We consider that our secondary education has been too exclusively concerned with the cultivation of the mind by means of books and the instruction of the teacher. To this essential aim there must be added as a condition of balance and completeness that of fostering those qualities of mind and that skill of hand which are evoked by systematic work.
In this way would be generated that “sympathetic and understanding contact between all brainworkers and the complete men who work with both hands and brain” so strongly pleaded for by Professor Lethaby who insists that “some teaching about the service of labour must be got into all our educational schemes.”
It must be remembered that the question of vocational training affects chiefly the proposed system of compulsory continuation school education up to the age of eighteen, which has yet to be established for all boys and girls not in attendance at secondary schools or who have not completed a satisfactory period of attendance.
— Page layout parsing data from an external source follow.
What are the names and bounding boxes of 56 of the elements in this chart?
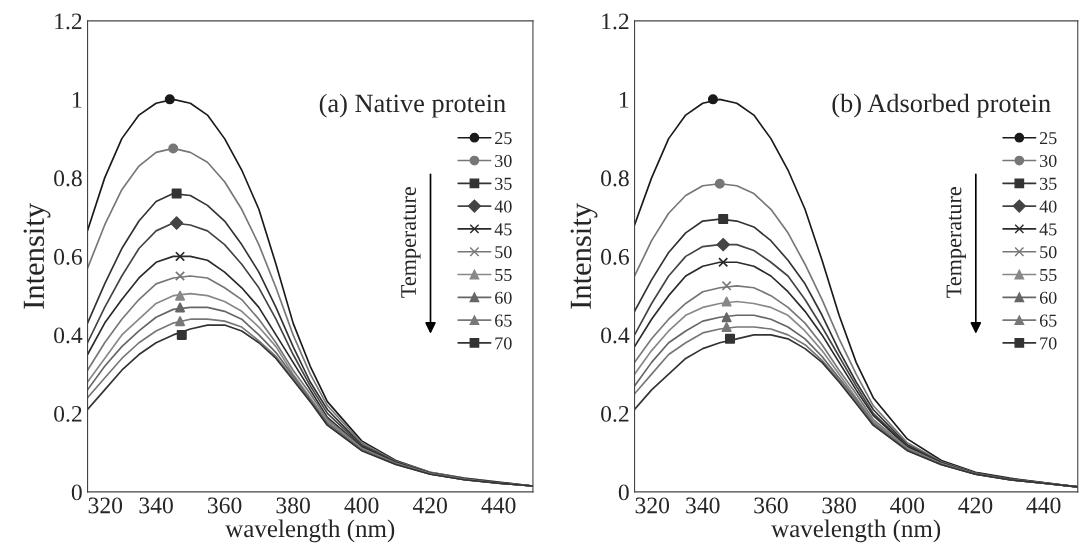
legend-label: 50: [1040, 246, 1057, 259]
y-tick-label: 0.6: [54, 248, 82, 265]
text: (b) Adsorbed protein: [832, 93, 1051, 118]
legend-label: 45: [1039, 223, 1057, 236]
x-tick-label: 400: [890, 497, 925, 514]
legend-label: 25: [495, 132, 512, 145]
legend-label: 55: [495, 269, 512, 282]
y-tick-label: 1.2: [55, 13, 82, 30]
y-tick-label: 0.2: [54, 405, 82, 422]
legend-title: Temperature: [946, 187, 966, 298]
legend-label: 30: [495, 154, 512, 168]
x-tick-label: 340: [139, 497, 173, 514]
y-tick-label: 1: [619, 91, 629, 108]
x-tick-label: 360: [208, 497, 242, 514]
y-axis-title: Intensity: [23, 203, 51, 309]
x-axis-title: wavelength (nm): [225, 519, 395, 543]
legend-label: 65: [495, 314, 512, 327]
legend-label: 50: [495, 246, 512, 259]
legend-label: 35: [495, 177, 512, 190]
legend-label: 35: [1040, 177, 1057, 190]
legend-label: 55: [1040, 269, 1057, 282]
legend-title: Temperature: [401, 187, 421, 298]
x-tick-label: 380: [822, 497, 856, 514]
legend-label: 70: [495, 337, 512, 350]
legend-label: 65: [1039, 314, 1057, 327]
x-axis-title: wavelength (nm): [771, 519, 941, 543]
legend-label: 60: [1039, 291, 1057, 304]
x-tick-label: 320: [88, 497, 123, 514]
legend-label: 70: [1040, 337, 1057, 350]
legend-label: 40: [1039, 200, 1057, 213]
x-tick-label: 400: [344, 497, 379, 514]
x-tick-label: 360: [754, 497, 788, 514]
legend-label: 45: [494, 223, 512, 236]
y-axis-title: Intensity: [570, 203, 598, 309]
y-tick-label: 0.4: [601, 327, 630, 344]
x-tick-label: 320: [635, 497, 670, 514]
y-tick-label: 0.8: [601, 170, 629, 187]
legend-label: 60: [495, 291, 512, 304]
x-tick-label: 380: [276, 497, 310, 514]
y-tick-label: 1: [72, 91, 82, 108]
y-tick-label: 0.8: [54, 170, 82, 187]
y-tick-label: 0: [71, 484, 82, 501]
x-tick-label: 340: [686, 497, 720, 514]
y-tick-label: 0.6: [601, 248, 629, 265]
y-tick-label: 0: [618, 484, 629, 501]
y-tick-label: 1.2: [602, 13, 629, 30]
legend-label: 40: [494, 200, 512, 213]
x-tick-label: 420: [958, 497, 993, 514]
x-tick-label: 440: [1026, 497, 1061, 514]
legend-label: 30: [1040, 154, 1057, 168]
text: (a) Native protein: [319, 93, 506, 118]
legend-label: 25: [1039, 132, 1057, 145]
y-tick-label: 0.2: [601, 405, 629, 422]
y-tick-label: 0.4: [54, 327, 83, 344]
x-tick-label: 420: [412, 497, 447, 514]
x-tick-label: 440: [481, 497, 516, 514]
The inadequacy of the period of education allotted to the vast mass of the population and the need for educational reform in many directions can only be noted; both these matters however affect citizenship profoundly.
It is upon the expectation of early development on the following lines, indicated without detail, that our consideration of the possibilities of schools in regard to citizenship must be based:
(1) A longer period of elementary school life during which no child shall be employed for other than educational purposes.
(2) The establishment of compulsory continuation schools for all boys and girls up to the age of eighteen, the hours of attendance to be allowed out of reasonable working hours.
(3) Complete opportunity for qualified boys and girls to continue their technical or humane studies from the elementary school to the university.
(4) A distinct improvement in the supply and power of teachers, chiefly as the result of better training in connection with universities and the establishment of a remuneration which will enable them to live in the manner demanded by the nature and responsibilities of their calling.
The two main aspects of the development of citizenship through the schools which have already been noted may be summarised as follows, and may be considered separately:
(1) The direct teaching of civics or of citizenship;
(2) The development through the ordinary school community of the qualities of the good citizen.
[Footnote 1: Interim Report of the Consultative Committee of the Board of Education on Scholarships for Higher Education, May, 1916.]
[Footnote 2: See Final Report of the Departmental Committee on Juvenile Education in Relation to Employment after the War, 1917, Cd. 8512. The Bill “to make further provision with respect to Education in England and Wales and for purposes connected therewith” [Bill 89], had not been introduced by Mr Fisher when this article was written.]